Chris Jahn’s reminder that the Empire State Building went from groundbreaking to ribbon-cutting in just twenty months lands like a gut-punch to anyone who has waited three years for a simple Form 1 approval or watched an FFL sit on a 4473 for weeks because the NICS “delay” queue never clears. The same federal machinery that once moved steel and rivets at record speed now treats every suppressed .22 or braced pistol as a regulatory moon-shot, complete with environmental impact statements, tribal consultations, and multi-agency sign-offs that stretch into election cycles. When the chemical industry can’t get a new reactor online without a decade of paperwork, the message for gun owners is unmistakable: the permitting state isn’t broken by accident; it is a feature that rations liberty as effectively as it rations industrial capacity.

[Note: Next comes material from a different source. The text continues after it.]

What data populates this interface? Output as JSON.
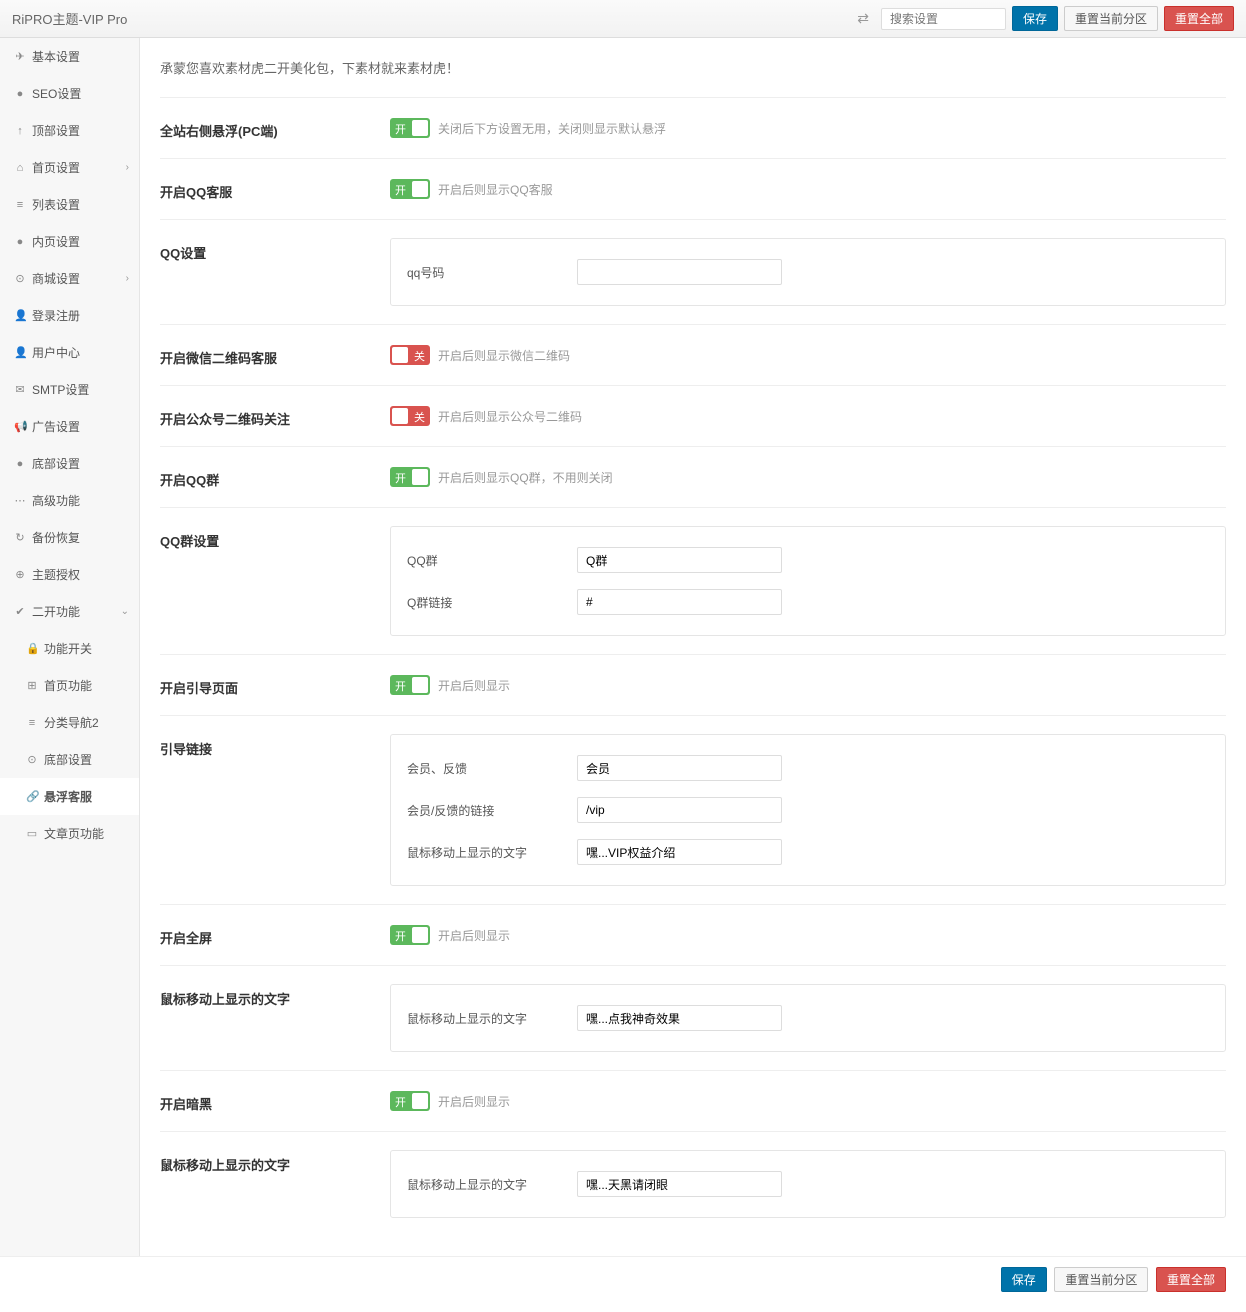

That slow-rolling bureaucracy doesn’t just inconvenience manufacturers of primers or propellants; it directly starves the 2A supply chain. Every extra month a powder plant sits in permitting limbo is another month of empty shelves, inflated prices, and frustrated reloaders who already navigate a thicket of excise taxes, serialization mandates, and “ghost gun” rules. Meanwhile, states that streamline their own processes—constitutional carry expansions, shall-issue reciprocity, or even shall-issue suppressor permits—prove that faster government can coexist with robust public safety metrics, undercutting the narrative that endless review equals responsible governance.

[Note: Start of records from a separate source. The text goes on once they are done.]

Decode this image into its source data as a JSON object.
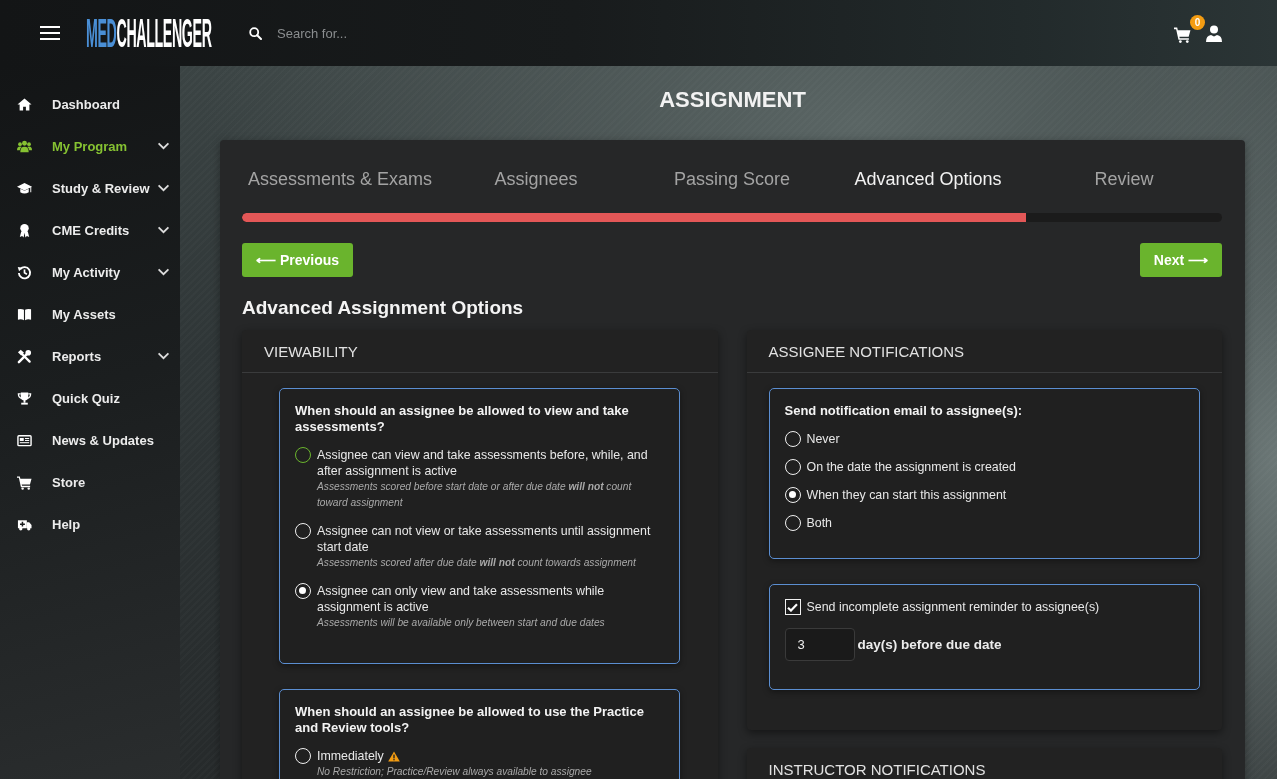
{
  "header": {
    "logo": {
      "prefix": "MED",
      "name": "CHALLENGER"
    },
    "search": {
      "placeholder": "Search for..."
    },
    "cart_badge": "0"
  },
  "sidebar": {
    "items": [
      {
        "label": "Dashboard",
        "selected": false,
        "expandable": false
      },
      {
        "label": "My Program",
        "selected": true,
        "expandable": true
      },
      {
        "label": "Study & Review",
        "selected": false,
        "expandable": true
      },
      {
        "label": "CME Credits",
        "selected": false,
        "expandable": true
      },
      {
        "label": "My Activity",
        "selected": false,
        "expandable": true
      },
      {
        "label": "My Assets",
        "selected": false,
        "expandable": false
      },
      {
        "label": "Reports",
        "selected": false,
        "expandable": true
      },
      {
        "label": "Quick Quiz",
        "selected": false,
        "expandable": false
      },
      {
        "label": "News & Updates",
        "selected": false,
        "expandable": false
      },
      {
        "label": "Store",
        "selected": false,
        "expandable": false
      },
      {
        "label": "Help",
        "selected": false,
        "expandable": false
      }
    ]
  },
  "page_title": "ASSIGNMENT",
  "wizard": {
    "tabs": [
      {
        "label": "Assessments & Exams",
        "selected": false
      },
      {
        "label": "Assignees",
        "selected": false
      },
      {
        "label": "Passing Score",
        "selected": false
      },
      {
        "label": "Advanced Options",
        "selected": true
      },
      {
        "label": "Review",
        "selected": false
      }
    ],
    "progress": {
      "level": 0.8
    },
    "previous_button": "⟵ Previous",
    "next_button": "Next ⟶"
  },
  "section_title": "Advanced Assignment Options",
  "columns": [
    {
      "panels": [
        {
          "title": "VIEWABILITY",
          "groups": [
            {
              "kind": "radio_group",
              "question": "When should an assignee be allowed to view and take assessments?",
              "options": [
                {
                  "label": "Assignee can view and take assessments before, while, and after assignment is active",
                  "note": "Assessments scored before start date or after due date **will not** count toward assignment",
                  "selected": false,
                  "color": "#6ab42d",
                  "warning": false
                },
                {
                  "label": "Assignee can not view or take assessments until assignment start date",
                  "note": "Assessments scored after due date **will not** count towards assignment",
                  "selected": false,
                  "color": "#f0f0f0",
                  "warning": false
                },
                {
                  "label": "Assignee can only view and take assessments while assignment is active",
                  "note": "Assessments will be available only between start and due dates",
                  "selected": true,
                  "color": "#f0f0f0",
                  "warning": false
                }
              ]
            },
            {
              "kind": "radio_group",
              "question": "When should an assignee be allowed to use the Practice and Review tools?",
              "options": [
                {
                  "label": "Immediately",
                  "note": "No Restriction; Practice/Review always available to assignee",
                  "selected": false,
                  "color": "#f0f0f0",
                  "warning": true
                }
              ]
            }
          ]
        }
      ]
    },
    {
      "panels": [
        {
          "title": "ASSIGNEE NOTIFICATIONS",
          "groups": [
            {
              "kind": "radio_group",
              "question": "Send notification email to assignee(s):",
              "options": [
                {
                  "label": "Never",
                  "selected": false,
                  "color": "#f0f0f0",
                  "warning": false
                },
                {
                  "label": "On the date the assignment is created",
                  "selected": false,
                  "color": "#f0f0f0",
                  "warning": false
                },
                {
                  "label": "When they can start this assignment",
                  "selected": true,
                  "color": "#f0f0f0",
                  "warning": false
                },
                {
                  "label": "Both",
                  "selected": false,
                  "color": "#f0f0f0",
                  "warning": false
                }
              ]
            },
            {
              "kind": "reminder",
              "checked": true,
              "label": "Send incomplete assignment reminder to assignee(s)",
              "days": "3",
              "suffix": "day(s) before due date"
            }
          ]
        },
        {
          "title": "INSTRUCTOR NOTIFICATIONS"
        }
      ]
    }
  ]
}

The takeaway for the firearms community is strategic as much as philosophical: the same coalition pushing permitting reform for LNG terminals and semiconductor fabs should be natural allies for anyone tired of watching rights languish in regulatory purgatory. If Congress can be persuaded that two-year skyscrapers are once again possible, the logical next step is applying that same urgency to shall-issue NFA trusts, streamlined FFL licensing, and an end to the de-facto permitting tax on every new model of firearm or accessory. Liberty, like infrastructure, atrophies when the paperwork never ends.